Configure detailed access logs:

apiVersion: telemetry.istio.io/v1alpha1
kind: Telemetry
metadata:
  name: mesh-default
  namespace: istio-system
spec:
  accessLogging:
    - providers:
        - name: envoy
      match:
        mode: SERVER_AND_CLIENT
      filter:
        expression: response.code >= 400

Custom log format:

{
  "start_time": "%START_TIME%",
  "method": "%REQ(:METHOD)%",
  "path": "%REQ(X-ENVOY-ORIGINAL-PATH?:PATH)%",
  "protocol": "%PROTOCOL%",
  "response_code": "%RESPONSE_CODE%",
  "duration": "%DURATION%",
  "upstream_service_time": "%RESP(X-ENVOY-UPSTREAM-SERVICE-TIME)%",
  "upstream_cluster": "%UPSTREAM_CLUSTER%",
  "upstream_host": "%UPSTREAM_HOST%",
  "user_agent": "%REQ(USER-AGENT)%",
  "request_id": "%REQ(X-REQUEST-ID)%",
  "authority": "%REQ(:AUTHORITY)%",
  "bytes_received": "%BYTES_RECEIVED%",
  "bytes_sent": "%BYTES_SENT%"
}

Performance Analysis

Use metrics to identify bottlenecks:

# Services with highest latency
topk(5,
  histogram_quantile(0.99,
    sum(rate(istio_request_duration_milliseconds_bucket[5m]))
      by (destination_service_name, le)
  )
)

# Services with most retries
topk(5,
  sum(rate(envoy_cluster_upstream_rq_retry[5m]))
    by (envoy_cluster_name)
)

# Services with most timeouts
topk(5,
  sum(rate(envoy_cluster_upstream_rq_timeout[5m]))
    by (envoy_cluster_name)
)

Capacity Planning

Track resource utilization:

# Connection pool saturation
envoy_cluster_upstream_cx_active
/
envoy_cluster_circuit_breakers_default_cx_open
* 100

# Request queue depth
envoy_cluster_upstream_rq_pending_active

# Memory usage by proxy
container_memory_usage_bytes{container="istio-proxy"}

Security Observability

Monitor security posture:

# mTLS success rate
sum(rate(istio_requests_total{
  security_policy="mutual_tls",
  response_code!~"4..|5.."
}[5m]))
/
sum(rate(istio_requests_total{security_policy="mutual_tls"}[5m]))

# Unauthorized requests
sum(rate(istio_requests_total{response_code="403"}[5m]))
  by (source_workload, destination_service_name)

# Authentication failures
sum(rate(istio_requests_total{response_code="401"}[5m]))
  by (destination_service_name)

Debugging Workflows

Use observability to debug issues:

  1. Alert fires → Check Grafana dashboard for affected service
  2. Identify spike → Jump to Kiali for service dependencies
  3. Trace issues → Click through to Jaeger with trace ID
  4. Root cause → Correlate with logs using trace ID
  5. Fix and verify → Monitor metrics to confirm resolution

Best Practices

  1. Start with golden signals: Request rate, errors, latency
  2. Build service-specific dashboards: Not just cluster-wide
  3. Alert on symptoms, not causes: High error rate, not pod restarts
  4. Correlate signals: Link metrics, logs, and traces
  5. Sample intelligently: 100% for errors, sample for success
  6. Archive traces selectively: Keep errors longer than successes
  7. Document runbooks: Link alerts to investigation procedures

Conclusion

Service mesh observability transforms how we understand distributed systems.
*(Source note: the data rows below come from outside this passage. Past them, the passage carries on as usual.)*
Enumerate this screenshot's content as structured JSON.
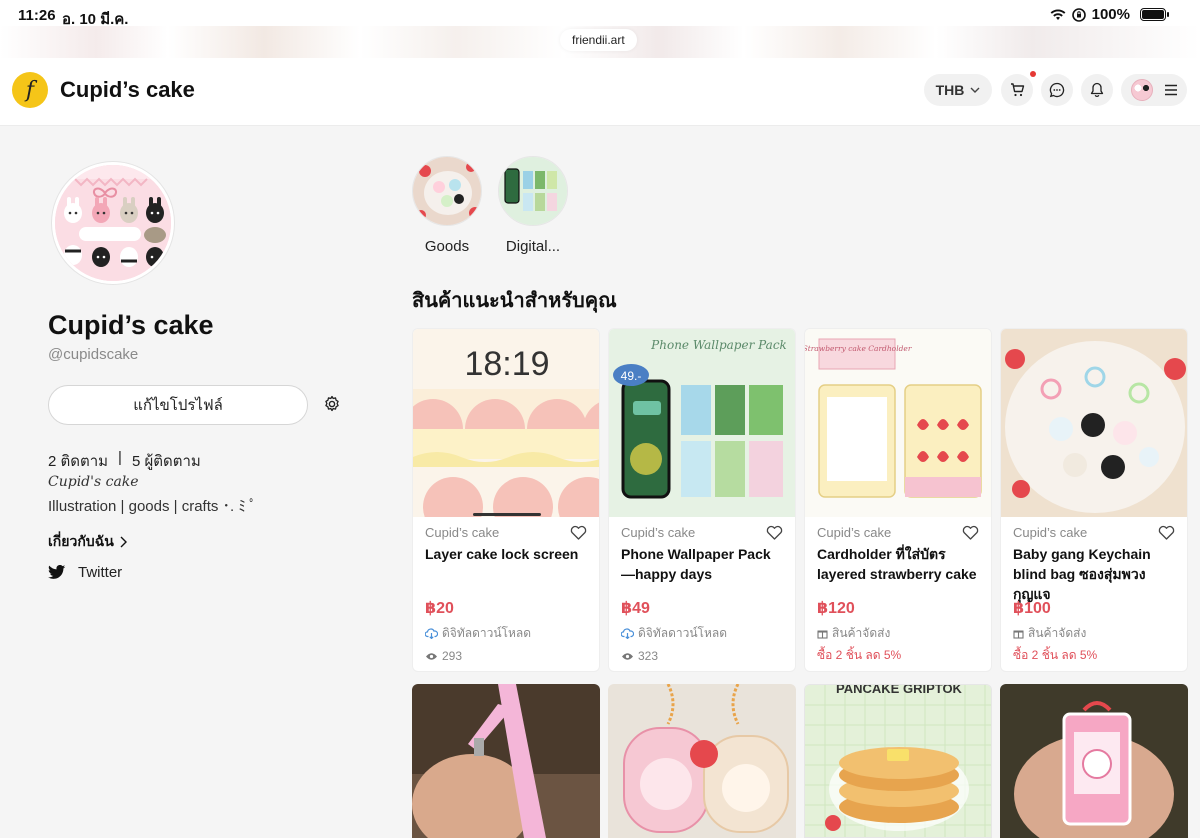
{
  "status": {
    "time": "11:26",
    "date": "อ. 10 มี.ค.",
    "battery": "100%"
  },
  "browser": {
    "url": "friendii.art"
  },
  "header": {
    "shop_name": "Cupid’s cake",
    "currency": "THB",
    "logo_letter": "f"
  },
  "profile": {
    "name": "Cupid’s cake",
    "handle": "@cupidscake",
    "edit_button": "แก้ไขโปรไฟล์",
    "following": "2 ติดตาม",
    "separator": "|",
    "followers": "5 ผู้ติดตาม",
    "bio_title": "Cupid's cake",
    "bio": "Illustration | goods | crafts ･. ﾐ ﾟ",
    "about_link": "เกี่ยวกับฉัน",
    "twitter": "Twitter"
  },
  "categories": [
    {
      "label": "Goods"
    },
    {
      "label": "Digital..."
    }
  ],
  "section_title": "สินค้าแนะนำสำหรับคุณ",
  "products": [
    {
      "seller": "Cupid’s cake",
      "name": "Layer cake lock screen",
      "price": "฿20",
      "type": "ดิจิทัลดาวน์โหลด",
      "views": "293",
      "lock_time": "18:19"
    },
    {
      "seller": "Cupid’s cake",
      "name": "Phone Wallpaper Pack—happy days",
      "price": "฿49",
      "type": "ดิจิทัลดาวน์โหลด",
      "views": "323",
      "banner": "Phone Wallpaper Pack",
      "badge": "49.-"
    },
    {
      "seller": "Cupid’s cake",
      "name": "Cardholder ที่ใส่บัตร layered strawberry cake",
      "price": "฿120",
      "type": "สินค้าจัดส่ง",
      "promo": "ซื้อ 2 ชิ้น ลด 5%",
      "banner": "Strawberry cake Cardholder"
    },
    {
      "seller": "Cupid’s cake",
      "name": "Baby gang Keychain blind bag ซองสุ่มพวงกุญแจ",
      "price": "฿100",
      "type": "สินค้าจัดส่ง",
      "promo": "ซื้อ 2 ชิ้น ลด 5%"
    }
  ],
  "bottom_banner": "PANCAKE GRIPTOK",
  "colors": {
    "accent": "#e0505a",
    "logo": "#f5c518"
  }
}
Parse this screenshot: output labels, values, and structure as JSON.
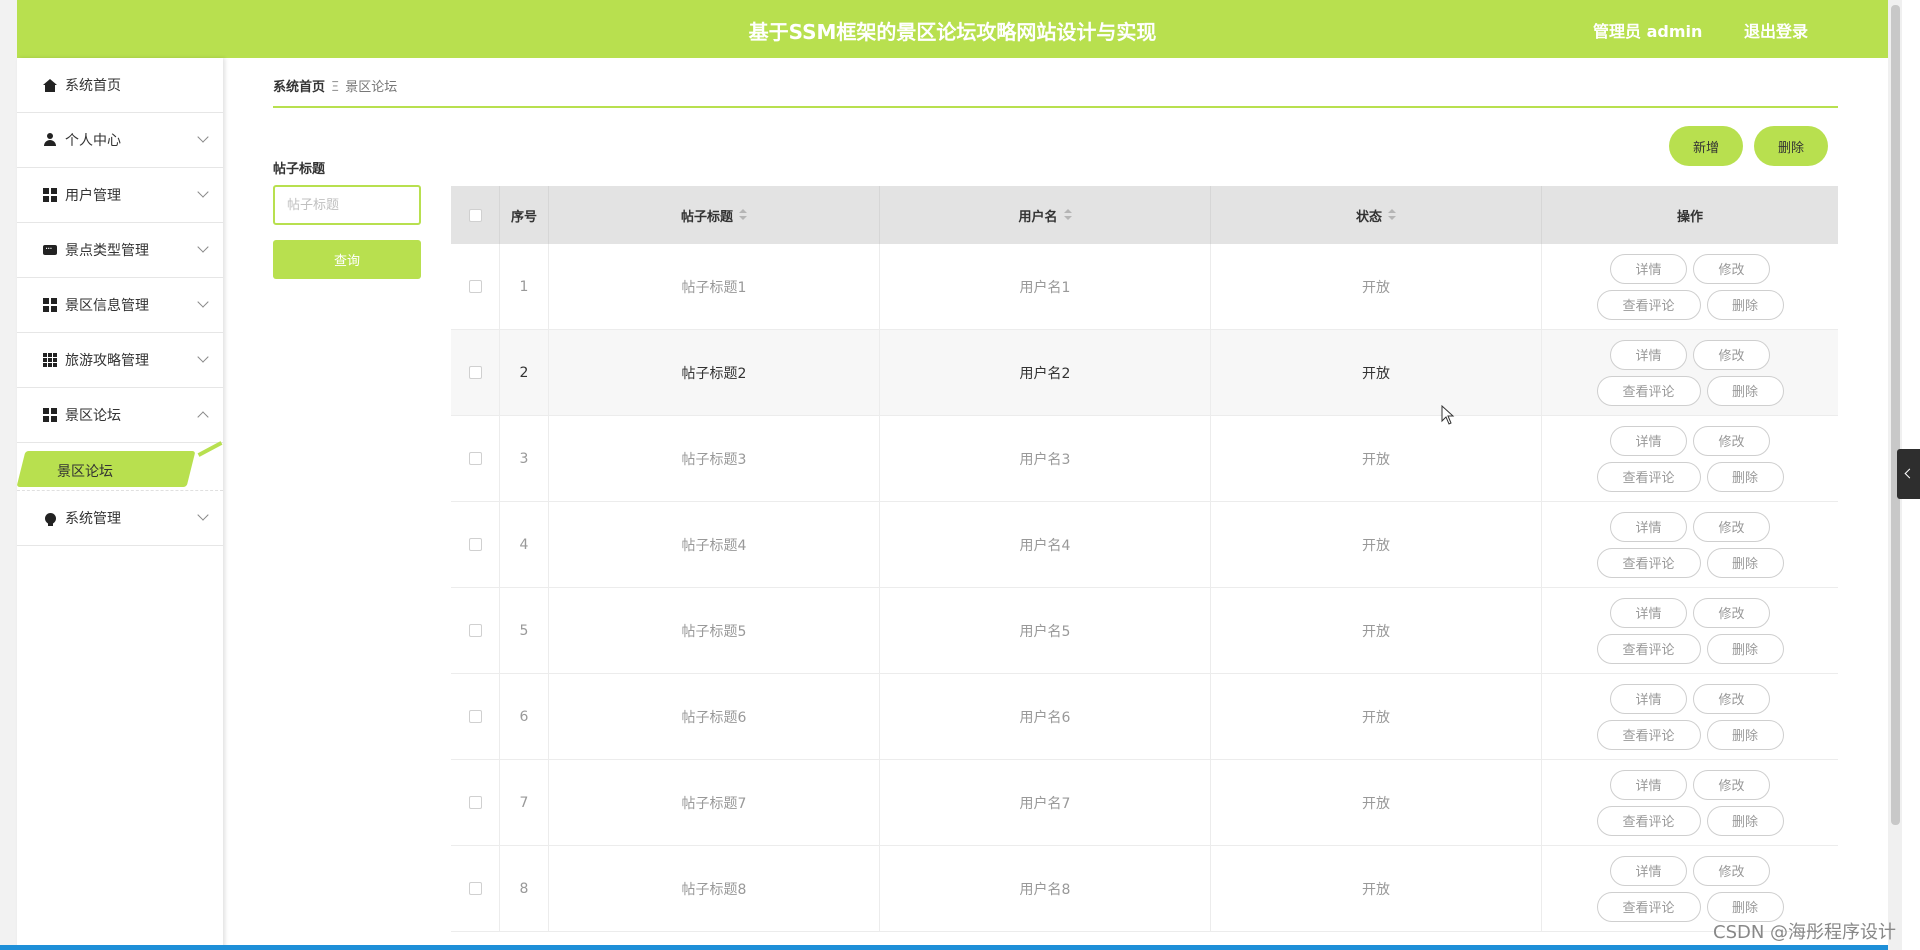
{
  "header": {
    "title": "基于SSM框架的景区论坛攻略网站设计与实现",
    "user": "管理员 admin",
    "logout": "退出登录"
  },
  "sidebar": {
    "items": [
      {
        "label": "系统首页",
        "icon": "home-icon"
      },
      {
        "label": "个人中心",
        "icon": "user-icon"
      },
      {
        "label": "用户管理",
        "icon": "grid-icon"
      },
      {
        "label": "景点类型管理",
        "icon": "chat-icon"
      },
      {
        "label": "景区信息管理",
        "icon": "grid-icon"
      },
      {
        "label": "旅游攻略管理",
        "icon": "grid9-icon"
      },
      {
        "label": "景区论坛",
        "icon": "grid-icon"
      },
      {
        "label": "系统管理",
        "icon": "bulb-icon"
      }
    ],
    "sub_item": "景区论坛"
  },
  "breadcrumb": {
    "home": "系统首页",
    "sep": "Ξ",
    "current": "景区论坛"
  },
  "search": {
    "label": "帖子标题",
    "placeholder": "帖子标题",
    "button": "查询"
  },
  "actions": {
    "add": "新增",
    "delete": "删除"
  },
  "table": {
    "headers": {
      "index": "序号",
      "title": "帖子标题",
      "user": "用户名",
      "status": "状态",
      "ops": "操作"
    },
    "ops": {
      "detail": "详情",
      "edit": "修改",
      "comments": "查看评论",
      "delete": "删除"
    },
    "rows": [
      {
        "index": "1",
        "title": "帖子标题1",
        "user": "用户名1",
        "status": "开放"
      },
      {
        "index": "2",
        "title": "帖子标题2",
        "user": "用户名2",
        "status": "开放"
      },
      {
        "index": "3",
        "title": "帖子标题3",
        "user": "用户名3",
        "status": "开放"
      },
      {
        "index": "4",
        "title": "帖子标题4",
        "user": "用户名4",
        "status": "开放"
      },
      {
        "index": "5",
        "title": "帖子标题5",
        "user": "用户名5",
        "status": "开放"
      },
      {
        "index": "6",
        "title": "帖子标题6",
        "user": "用户名6",
        "status": "开放"
      },
      {
        "index": "7",
        "title": "帖子标题7",
        "user": "用户名7",
        "status": "开放"
      },
      {
        "index": "8",
        "title": "帖子标题8",
        "user": "用户名8",
        "status": "开放"
      }
    ]
  },
  "watermark": "CSDN @海彤程序设计",
  "colors": {
    "accent": "#b8e04f",
    "header_bg": "#b8e04f",
    "table_header_bg": "#e3e3e3",
    "highlight_row_bg": "#f7f7f7"
  }
}
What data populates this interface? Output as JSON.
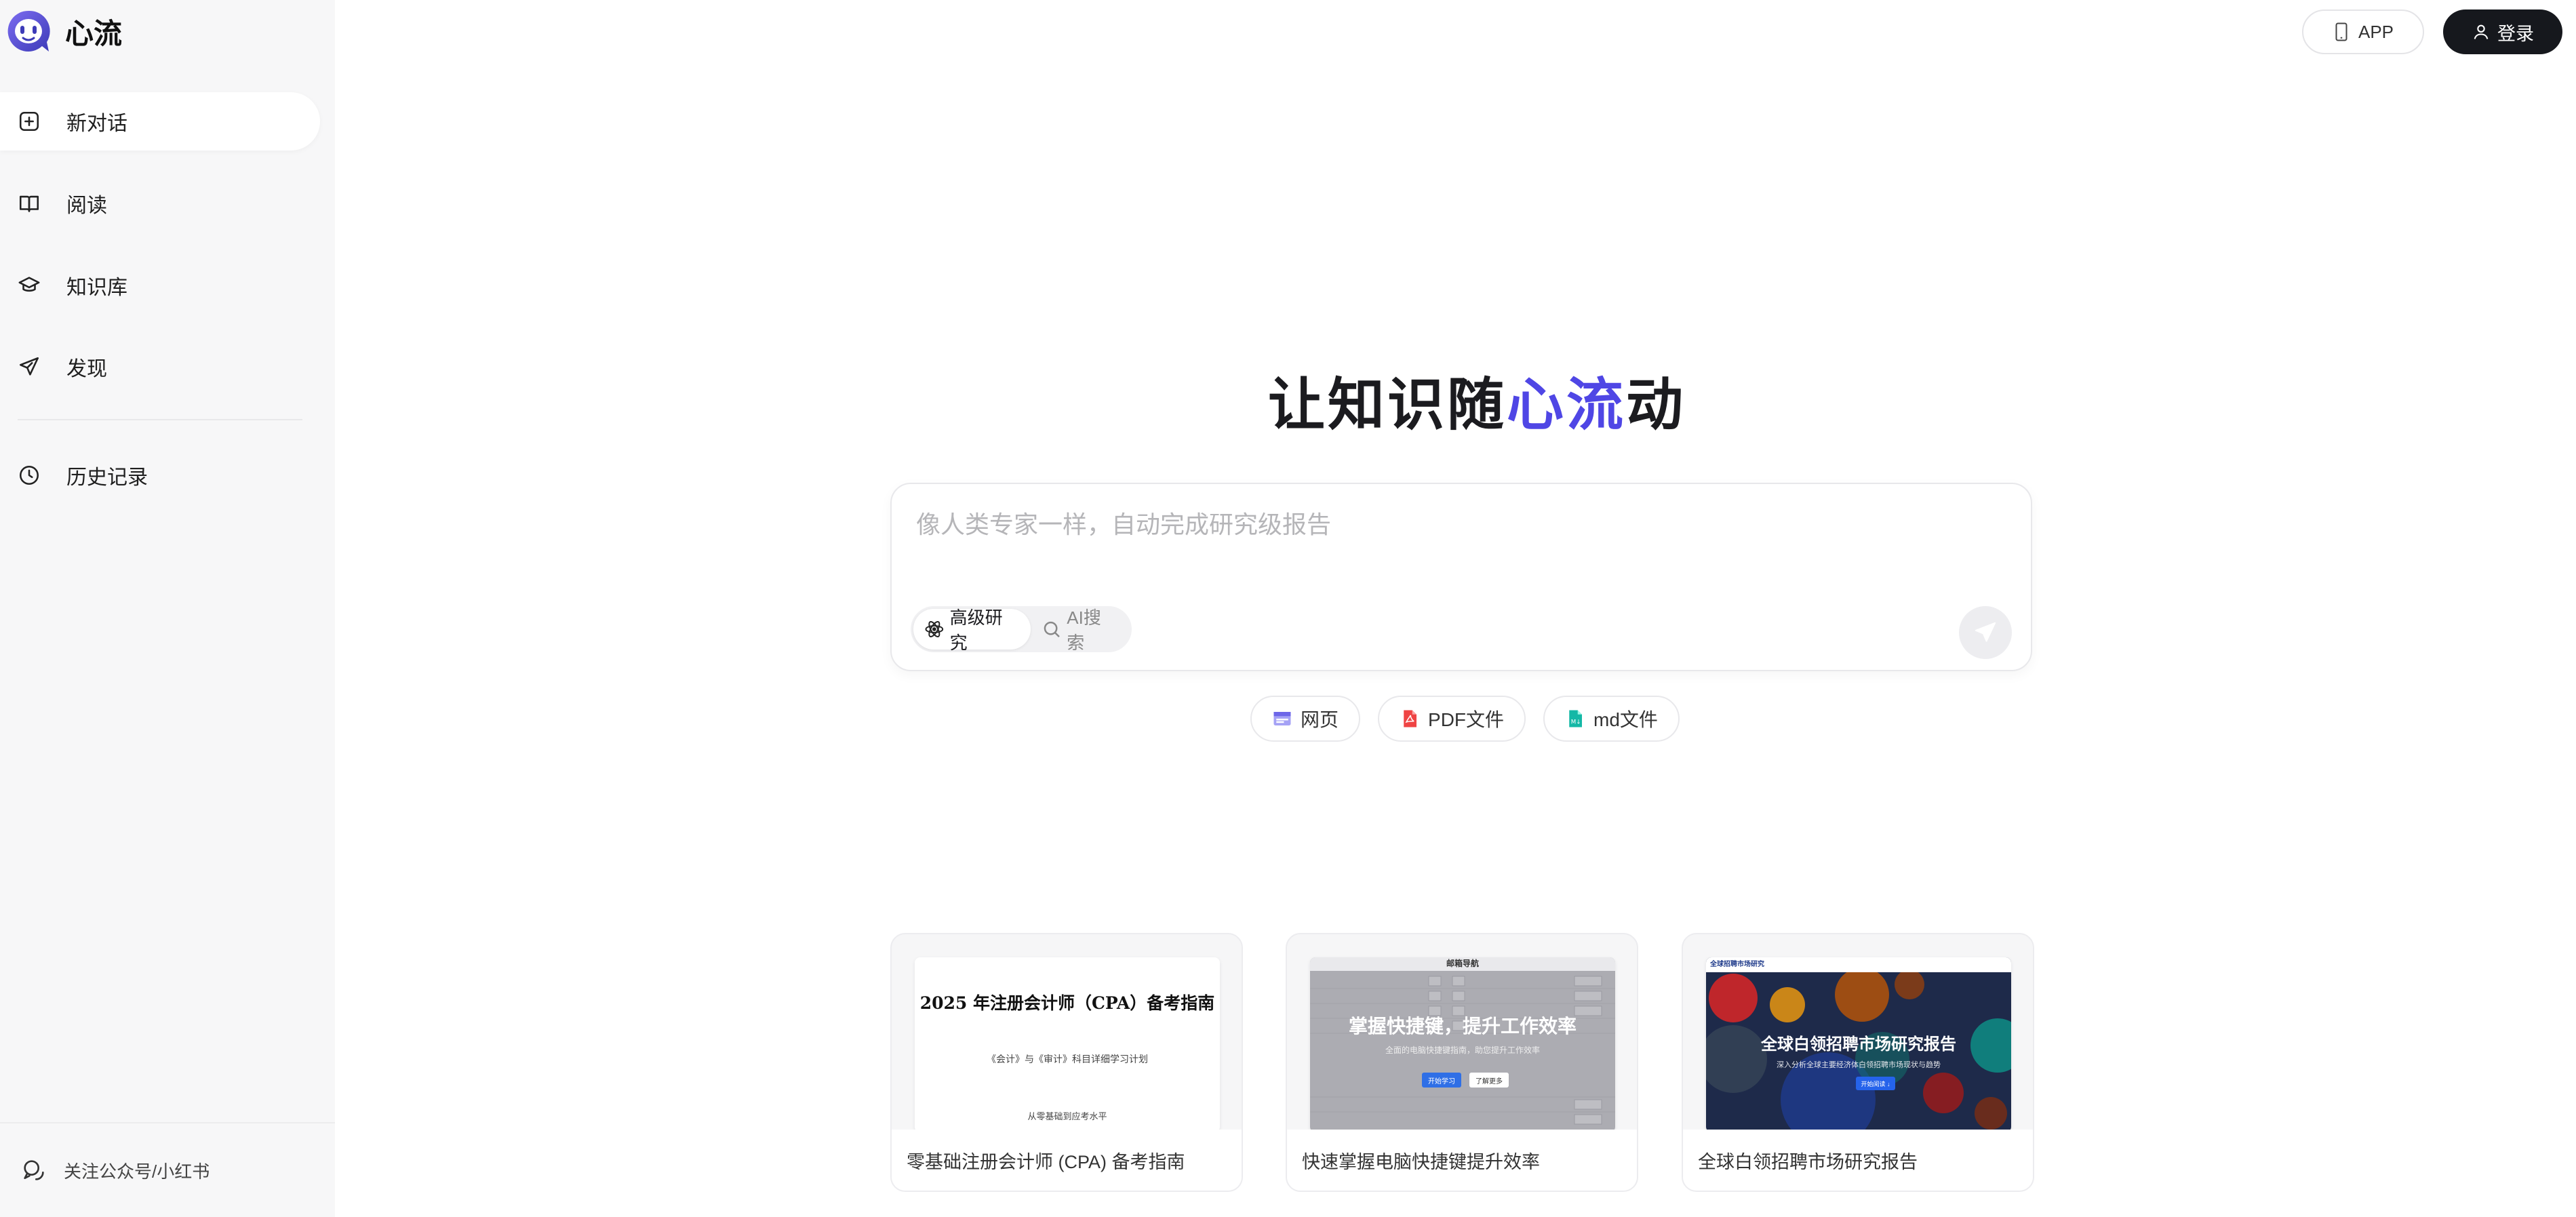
{
  "app": {
    "name": "心流"
  },
  "sidebar": {
    "items": [
      {
        "label": "新对话",
        "icon": "plus-square-icon",
        "active": true
      },
      {
        "label": "阅读",
        "icon": "book-open-icon",
        "active": false
      },
      {
        "label": "知识库",
        "icon": "graduation-cap-icon",
        "active": false
      },
      {
        "label": "发现",
        "icon": "send-icon",
        "active": false
      },
      {
        "label": "历史记录",
        "icon": "clock-icon",
        "active": false
      }
    ],
    "footer": {
      "label": "关注公众号/小红书",
      "icon": "chat-bubbles-icon"
    }
  },
  "header": {
    "app_label": "APP",
    "login_label": "登录"
  },
  "hero": {
    "title_pre": "让知识随",
    "title_accent": "心流",
    "title_post": "动",
    "accent_color": "#4f46e5"
  },
  "search": {
    "placeholder": "像人类专家一样，自动完成研究级报告",
    "value": "",
    "modes": [
      {
        "label": "高级研究",
        "icon": "atom-icon",
        "active": true
      },
      {
        "label": "AI搜索",
        "icon": "search-icon",
        "active": false
      }
    ],
    "send_icon": "send-icon"
  },
  "chips": [
    {
      "label": "网页",
      "icon": "web-page-icon"
    },
    {
      "label": "PDF文件",
      "icon": "pdf-file-icon"
    },
    {
      "label": "md文件",
      "icon": "md-file-icon"
    }
  ],
  "cards": [
    {
      "caption": "零基础注册会计师 (CPA) 备考指南",
      "thumb": {
        "title": "2025 年注册会计师（CPA）备考指南",
        "subtitle": "《会计》与《审计》科目详细学习计划",
        "note": "从零基础到应考水平"
      }
    },
    {
      "caption": "快速掌握电脑快捷键提升效率",
      "thumb": {
        "header": "邮箱导航",
        "title": "掌握快捷键，提升工作效率",
        "subtitle": "全面的电脑快捷键指南，助您提升工作效率",
        "primary_btn": "开始学习",
        "secondary_btn": "了解更多"
      }
    },
    {
      "caption": "全球白领招聘市场研究报告",
      "thumb": {
        "header": "全球招聘市场研究",
        "title": "全球白领招聘市场研究报告",
        "subtitle": "深入分析全球主要经济体白领招聘市场现状与趋势",
        "btn": "开始阅读 ↓"
      }
    }
  ]
}
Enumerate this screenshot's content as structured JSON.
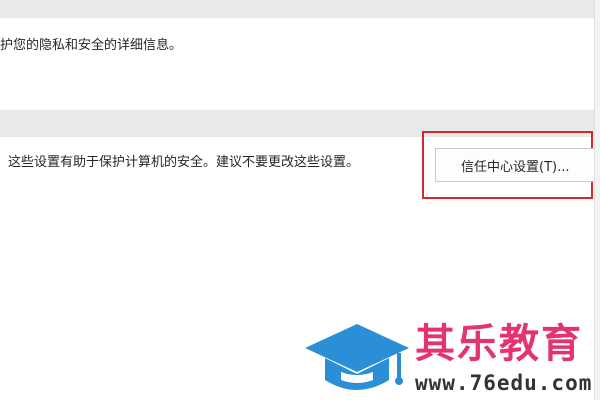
{
  "privacy_section": {
    "text": "护您的隐私和安全的详细信息。"
  },
  "trust_center_section": {
    "description": "这些设置有助于保护计算机的安全。建议不要更改这些设置。",
    "button_label": "信任中心设置(T)..."
  },
  "watermark": {
    "name": "其乐教育",
    "url": "www.76edu.com"
  },
  "colors": {
    "highlight": "#d7262c",
    "band": "#e9e9e9",
    "watermark_name": "#e5336d",
    "watermark_cap": "#2a8fd6"
  }
}
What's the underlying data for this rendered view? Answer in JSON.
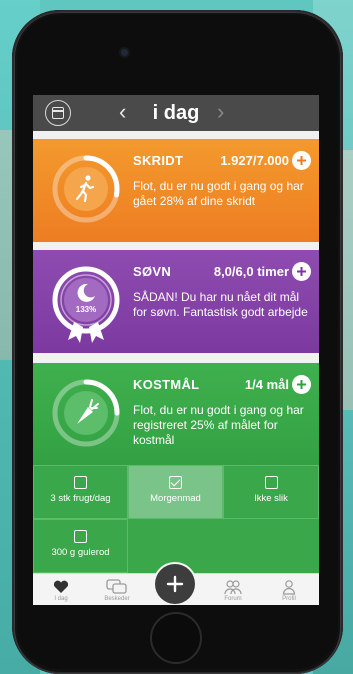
{
  "header": {
    "title": "i dag",
    "prev_icon": "chevron-left-icon",
    "next_icon": "chevron-right-icon",
    "calendar_icon": "calendar-icon"
  },
  "cards": {
    "steps": {
      "label": "SKRIDT",
      "value": "1.927/7.000",
      "progress": 0.28,
      "text": "Flot, du er nu godt i gang og har gået 28% af dine skridt",
      "color": "#f08a27",
      "icon": "walking-person-icon"
    },
    "sleep": {
      "label": "SØVN",
      "value": "8,0/6,0 timer",
      "badge": "133%",
      "text": "SÅDAN! Du har nu nået dit mål for søvn. Fantastisk godt arbejde",
      "color": "#8444a8",
      "icon": "moon-icon"
    },
    "diet": {
      "label": "KOSTMÅL",
      "value": "1/4 mål",
      "progress": 0.25,
      "text": "Flot, du er nu godt i gang og har registreret 25% af målet for kostmål",
      "color": "#37a647",
      "icon": "carrot-icon"
    }
  },
  "goals": [
    {
      "label": "3 stk frugt/dag",
      "checked": false
    },
    {
      "label": "Morgenmad",
      "checked": true
    },
    {
      "label": "Ikke slik",
      "checked": false
    },
    {
      "label": "300 g gulerod",
      "checked": false
    }
  ],
  "tabbar": {
    "items": [
      {
        "label": "I dag",
        "icon": "heart-icon"
      },
      {
        "label": "Beskeder",
        "icon": "chat-icon"
      },
      {
        "label": "Forum",
        "icon": "group-icon"
      },
      {
        "label": "Profil",
        "icon": "person-icon"
      }
    ],
    "add_icon": "plus-icon"
  }
}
The automatic collection of metrics, traces, and logs without code changes is powerful. Focus on:

  • Golden signals for each service
  • Service topology and dependencies
  • Distributed tracing for debugging
  • Performance and capacity planning
  • Security monitoring

The key is not collecting all possible data, but having the right data to answer questions quickly when issues arise. Start with core metrics, add tracing, then expand to custom dashboards and alerts tailored to your services.